Cardiovascular disorders continue to bee the leading cause of death in
th developed world, and for more than 100 years has caused more deaths in
Americans than any other major cause. Not only does exercise raise “good” HDL
cholesterol and lower blood pressure, recent research shows that it reduces
arterial inflammation, another risk factor for heart attacks and strokes.

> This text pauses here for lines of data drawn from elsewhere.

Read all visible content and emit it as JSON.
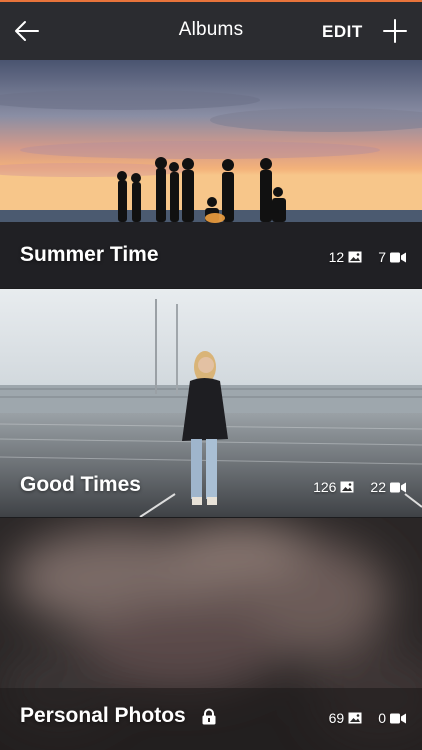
{
  "header": {
    "title": "Albums",
    "edit_label": "EDIT",
    "back_icon": "arrow-left-icon",
    "add_icon": "plus-icon",
    "accent_color": "#e8743b",
    "background_color": "#2b2c30"
  },
  "albums": [
    {
      "name": "Summer Time",
      "photo_count": "12",
      "video_count": "7",
      "locked": false
    },
    {
      "name": "Good Times",
      "photo_count": "126",
      "video_count": "22",
      "locked": false
    },
    {
      "name": "Personal Photos",
      "photo_count": "69",
      "video_count": "0",
      "locked": true
    }
  ],
  "icons": {
    "photo": "image-icon",
    "video": "video-camera-icon",
    "lock": "lock-icon"
  }
}
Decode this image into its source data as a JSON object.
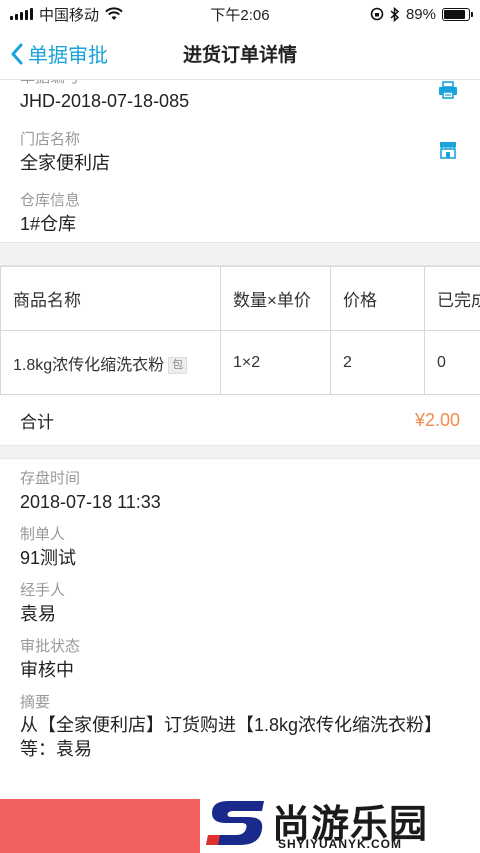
{
  "status_bar": {
    "carrier": "中国移动",
    "time": "下午2:06",
    "battery_percent": "89%",
    "battery_level": 0.89
  },
  "nav": {
    "back_label": "单据审批",
    "title": "进货订单详情"
  },
  "order_info": {
    "doc_no_label": "单据编号",
    "doc_no": "JHD-2018-07-18-085",
    "store_label": "门店名称",
    "store": "全家便利店",
    "warehouse_label": "仓库信息",
    "warehouse": "1#仓库"
  },
  "goods_table": {
    "headers": [
      "商品名称",
      "数量×单价",
      "价格",
      "已完成"
    ],
    "rows": [
      {
        "name": "1.8kg浓传化缩洗衣粉",
        "tag": "包",
        "qty_price": "1×2",
        "price": "2",
        "done": "0"
      }
    ]
  },
  "total": {
    "label": "合计",
    "amount": "¥2.00"
  },
  "details": {
    "check_time_label": "存盘时间",
    "check_time": "2018-07-18 11:33",
    "creator_label": "制单人",
    "creator": "91测试",
    "handler_label": "经手人",
    "handler": "袁易",
    "status_label": "审批状态",
    "status": "审核中",
    "summary_label": "摘要",
    "summary": "从【全家便利店】订货购进【1.8kg浓传化缩洗衣粉】等：袁易"
  },
  "watermark": {
    "cn": "尚游乐园",
    "en": "SHYIYUANYK.COM"
  },
  "colors": {
    "accent": "#1aa3d9",
    "amount": "#f58a49"
  }
}
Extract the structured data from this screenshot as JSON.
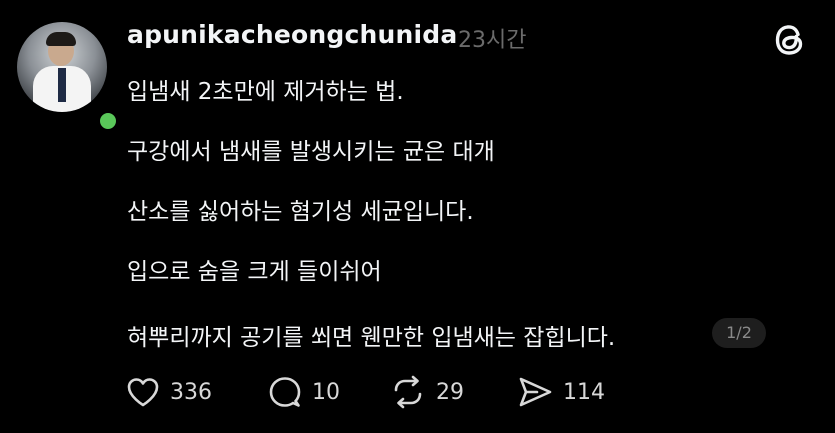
{
  "post": {
    "username": "apunikacheongchunida",
    "timestamp": "23시간",
    "lines": [
      "입냄새 2초만에 제거하는 법.",
      "구강에서 냄새를 발생시키는 균은 대개",
      "산소를 싫어하는 혐기성 세균입니다.",
      "입으로 숨을 크게 들이쉬어",
      "혀뿌리까지 공기를 쐬면 웬만한 입냄새는 잡힙니다."
    ],
    "page_indicator": "1/2"
  },
  "actions": {
    "likes": "336",
    "replies": "10",
    "reposts": "29",
    "shares": "114"
  },
  "icons": {
    "logo": "threads-logo-icon",
    "like": "heart-icon",
    "reply": "comment-icon",
    "repost": "repost-icon",
    "share": "send-icon"
  },
  "colors": {
    "background": "#000000",
    "text": "#f3f5f7",
    "muted": "#6b6b6b",
    "online": "#5ac85a"
  }
}
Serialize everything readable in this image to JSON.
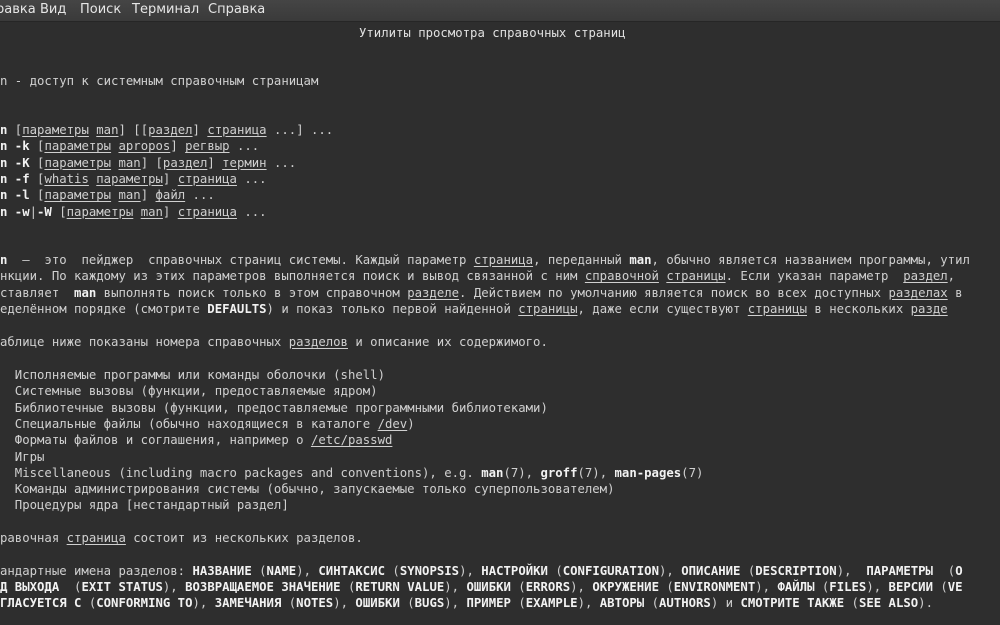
{
  "menu": {
    "items": [
      "равка",
      "Вид",
      "Поиск",
      "Терминал",
      "Справка"
    ]
  },
  "man": {
    "title": "Утилиты просмотра справочных страниц",
    "name_line": [
      {
        "t": "n - доступ к системным справочным страницам"
      }
    ],
    "synopsis": [
      [
        {
          "t": "n",
          "s": "b"
        },
        {
          "t": " ["
        },
        {
          "t": "параметры",
          "s": "u"
        },
        {
          "t": " "
        },
        {
          "t": "man",
          "s": "u"
        },
        {
          "t": "] [["
        },
        {
          "t": "раздел",
          "s": "u"
        },
        {
          "t": "] "
        },
        {
          "t": "страница",
          "s": "u"
        },
        {
          "t": " ...] ..."
        }
      ],
      [
        {
          "t": "n -k",
          "s": "b"
        },
        {
          "t": " ["
        },
        {
          "t": "параметры",
          "s": "u"
        },
        {
          "t": " "
        },
        {
          "t": "apropos",
          "s": "u"
        },
        {
          "t": "] "
        },
        {
          "t": "регвыр",
          "s": "u"
        },
        {
          "t": " ..."
        }
      ],
      [
        {
          "t": "n -K",
          "s": "b"
        },
        {
          "t": " ["
        },
        {
          "t": "параметры",
          "s": "u"
        },
        {
          "t": " "
        },
        {
          "t": "man",
          "s": "u"
        },
        {
          "t": "] ["
        },
        {
          "t": "раздел",
          "s": "u"
        },
        {
          "t": "] "
        },
        {
          "t": "термин",
          "s": "u"
        },
        {
          "t": " ..."
        }
      ],
      [
        {
          "t": "n -f",
          "s": "b"
        },
        {
          "t": " ["
        },
        {
          "t": "whatis",
          "s": "u"
        },
        {
          "t": " "
        },
        {
          "t": "параметры",
          "s": "u"
        },
        {
          "t": "] "
        },
        {
          "t": "страница",
          "s": "u"
        },
        {
          "t": " ..."
        }
      ],
      [
        {
          "t": "n -l",
          "s": "b"
        },
        {
          "t": " ["
        },
        {
          "t": "параметры",
          "s": "u"
        },
        {
          "t": " "
        },
        {
          "t": "man",
          "s": "u"
        },
        {
          "t": "] "
        },
        {
          "t": "файл",
          "s": "u"
        },
        {
          "t": " ..."
        }
      ],
      [
        {
          "t": "n -w",
          "s": "b"
        },
        {
          "t": "|"
        },
        {
          "t": "-W",
          "s": "b"
        },
        {
          "t": " ["
        },
        {
          "t": "параметры",
          "s": "u"
        },
        {
          "t": " "
        },
        {
          "t": "man",
          "s": "u"
        },
        {
          "t": "] "
        },
        {
          "t": "страница",
          "s": "u"
        },
        {
          "t": " ..."
        }
      ]
    ],
    "description": [
      [
        {
          "t": "n",
          "s": "b"
        },
        {
          "t": "  —  это  пейджер  справочных страниц системы. Каждый параметр "
        },
        {
          "t": "страница",
          "s": "u"
        },
        {
          "t": ", переданный "
        },
        {
          "t": "man",
          "s": "b"
        },
        {
          "t": ", обычно является названием программы, утил"
        }
      ],
      [
        {
          "t": "нкции. По каждому из этих параметров выполняется поиск и вывод связанной с ним "
        },
        {
          "t": "справочной",
          "s": "u"
        },
        {
          "t": " "
        },
        {
          "t": "страницы",
          "s": "u"
        },
        {
          "t": ". Если указан параметр  "
        },
        {
          "t": "раздел",
          "s": "u"
        },
        {
          "t": ", "
        }
      ],
      [
        {
          "t": "ставляет  "
        },
        {
          "t": "man",
          "s": "b"
        },
        {
          "t": " выполнять поиск только в этом справочном "
        },
        {
          "t": "разделе",
          "s": "u"
        },
        {
          "t": ". Действием по умолчанию является поиск во всех доступных "
        },
        {
          "t": "разделах",
          "s": "u"
        },
        {
          "t": " в"
        }
      ],
      [
        {
          "t": "еделённом порядке (смотрите "
        },
        {
          "t": "DEFAULTS",
          "s": "b"
        },
        {
          "t": ") и показ только первой найденной "
        },
        {
          "t": "страницы",
          "s": "u"
        },
        {
          "t": ", даже если существуют "
        },
        {
          "t": "страницы",
          "s": "u"
        },
        {
          "t": " в нескольких "
        },
        {
          "t": "разде",
          "s": "u"
        }
      ],
      [],
      [
        {
          "t": "аблице ниже показаны номера справочных "
        },
        {
          "t": "разделов",
          "s": "u"
        },
        {
          "t": " и описание их содержимого."
        }
      ]
    ],
    "sections": [
      [
        {
          "t": "  Исполняемые программы или команды оболочки (shell)"
        }
      ],
      [
        {
          "t": "  Системные вызовы (функции, предоставляемые ядром)"
        }
      ],
      [
        {
          "t": "  Библиотечные вызовы (функции, предоставляемые программными библиотеками)"
        }
      ],
      [
        {
          "t": "  Специальные файлы (обычно находящиеся в каталоге "
        },
        {
          "t": "/dev",
          "s": "u"
        },
        {
          "t": ")"
        }
      ],
      [
        {
          "t": "  Форматы файлов и соглашения, например о "
        },
        {
          "t": "/etc/passwd",
          "s": "u"
        }
      ],
      [
        {
          "t": "  Игры"
        }
      ],
      [
        {
          "t": "  Miscellaneous (including macro packages and conventions), e.g. "
        },
        {
          "t": "man",
          "s": "b"
        },
        {
          "t": "(7), "
        },
        {
          "t": "groff",
          "s": "b"
        },
        {
          "t": "(7), "
        },
        {
          "t": "man-pages",
          "s": "b"
        },
        {
          "t": "(7)"
        }
      ],
      [
        {
          "t": "  Команды администрирования системы (обычно, запускаемые только суперпользователем)"
        }
      ],
      [
        {
          "t": "  Процедуры ядра [нестандартный раздел]"
        }
      ]
    ],
    "footer": [
      [
        {
          "t": "равочная "
        },
        {
          "t": "страница",
          "s": "u"
        },
        {
          "t": " состоит из нескольких разделов."
        }
      ],
      [],
      [
        {
          "t": "андартные имена разделов: "
        },
        {
          "t": "НАЗВАНИЕ",
          "s": "b"
        },
        {
          "t": " ("
        },
        {
          "t": "NAME",
          "s": "b"
        },
        {
          "t": "), "
        },
        {
          "t": "СИНТАКСИС",
          "s": "b"
        },
        {
          "t": " ("
        },
        {
          "t": "SYNOPSIS",
          "s": "b"
        },
        {
          "t": "), "
        },
        {
          "t": "НАСТРОЙКИ",
          "s": "b"
        },
        {
          "t": " ("
        },
        {
          "t": "CONFIGURATION",
          "s": "b"
        },
        {
          "t": "), "
        },
        {
          "t": "ОПИСАНИЕ",
          "s": "b"
        },
        {
          "t": " ("
        },
        {
          "t": "DESCRIPTION",
          "s": "b"
        },
        {
          "t": "),  "
        },
        {
          "t": "ПАРАМЕТРЫ",
          "s": "b"
        },
        {
          "t": "  ("
        },
        {
          "t": "O",
          "s": "b"
        }
      ],
      [
        {
          "t": "Д ВЫХОДА",
          "s": "b"
        },
        {
          "t": "  ("
        },
        {
          "t": "EXIT STATUS",
          "s": "b"
        },
        {
          "t": "), "
        },
        {
          "t": "ВОЗВРАЩАЕМОЕ ЗНАЧЕНИЕ",
          "s": "b"
        },
        {
          "t": " ("
        },
        {
          "t": "RETURN VALUE",
          "s": "b"
        },
        {
          "t": "), "
        },
        {
          "t": "ОШИБКИ",
          "s": "b"
        },
        {
          "t": " ("
        },
        {
          "t": "ERRORS",
          "s": "b"
        },
        {
          "t": "), "
        },
        {
          "t": "ОКРУЖЕНИЕ",
          "s": "b"
        },
        {
          "t": " ("
        },
        {
          "t": "ENVIRONMENT",
          "s": "b"
        },
        {
          "t": "), "
        },
        {
          "t": "ФАЙЛЫ",
          "s": "b"
        },
        {
          "t": " ("
        },
        {
          "t": "FILES",
          "s": "b"
        },
        {
          "t": "), "
        },
        {
          "t": "ВЕРСИИ",
          "s": "b"
        },
        {
          "t": " ("
        },
        {
          "t": "VE",
          "s": "b"
        }
      ],
      [
        {
          "t": "ГЛАСУЕТСЯ С",
          "s": "b"
        },
        {
          "t": " ("
        },
        {
          "t": "CONFORMING TO",
          "s": "b"
        },
        {
          "t": "), "
        },
        {
          "t": "ЗАМЕЧАНИЯ",
          "s": "b"
        },
        {
          "t": " ("
        },
        {
          "t": "NOTES",
          "s": "b"
        },
        {
          "t": "), "
        },
        {
          "t": "ОШИБКИ",
          "s": "b"
        },
        {
          "t": " ("
        },
        {
          "t": "BUGS",
          "s": "b"
        },
        {
          "t": "), "
        },
        {
          "t": "ПРИМЕР",
          "s": "b"
        },
        {
          "t": " ("
        },
        {
          "t": "EXAMPLE",
          "s": "b"
        },
        {
          "t": "), "
        },
        {
          "t": "АВТОРЫ",
          "s": "b"
        },
        {
          "t": " ("
        },
        {
          "t": "AUTHORS",
          "s": "b"
        },
        {
          "t": ") и "
        },
        {
          "t": "СМОТРИТЕ ТАКЖЕ",
          "s": "b"
        },
        {
          "t": " ("
        },
        {
          "t": "SEE ALSO",
          "s": "b"
        },
        {
          "t": ")."
        }
      ]
    ]
  }
}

- Ease asthma. Most people with controlled asthma will
benefit from regular exercise, and it may help to reduce the need for inhalers,
making it easier to participate in
normal dailyl activities, recreational events, and competitive sports.
- Control blood sugar.
Exercise helps maintain a healthy blood-sugar level by increasing the
cells’ sensitivity to insulin and by controlling weight. Regular brisk walking can significantly cut
the risk of developing type 2 diabetes.
- Protect against cancer.
Exercise may reduce the risk of colon-cancer by speeding waste through
the gut and lowering the insulin level.
It may also protect against breast and prostate cancer by regulating
hormone levels.
- Combat stress.
Regular aerobic exercise lowers levels of stress hormones. For many people, exercise helps relieve
depression as effectively as antidepressant medication.
-Relieve hot flashes.
Increasing fitness by walking or practicing yoga enhances mood and
reduce some menopausal symptoms, such as hot flashes and night sweats.
-Protect men’s health.
Pelvic exercises help prevent erectile dysfunction and possibly benign
prostate enlargement, a con cause of urinary problems.
- Prolong life.
Studies lasting many years have consistently shown that being active
cuts the risk of premature death by about 50% for both men and women.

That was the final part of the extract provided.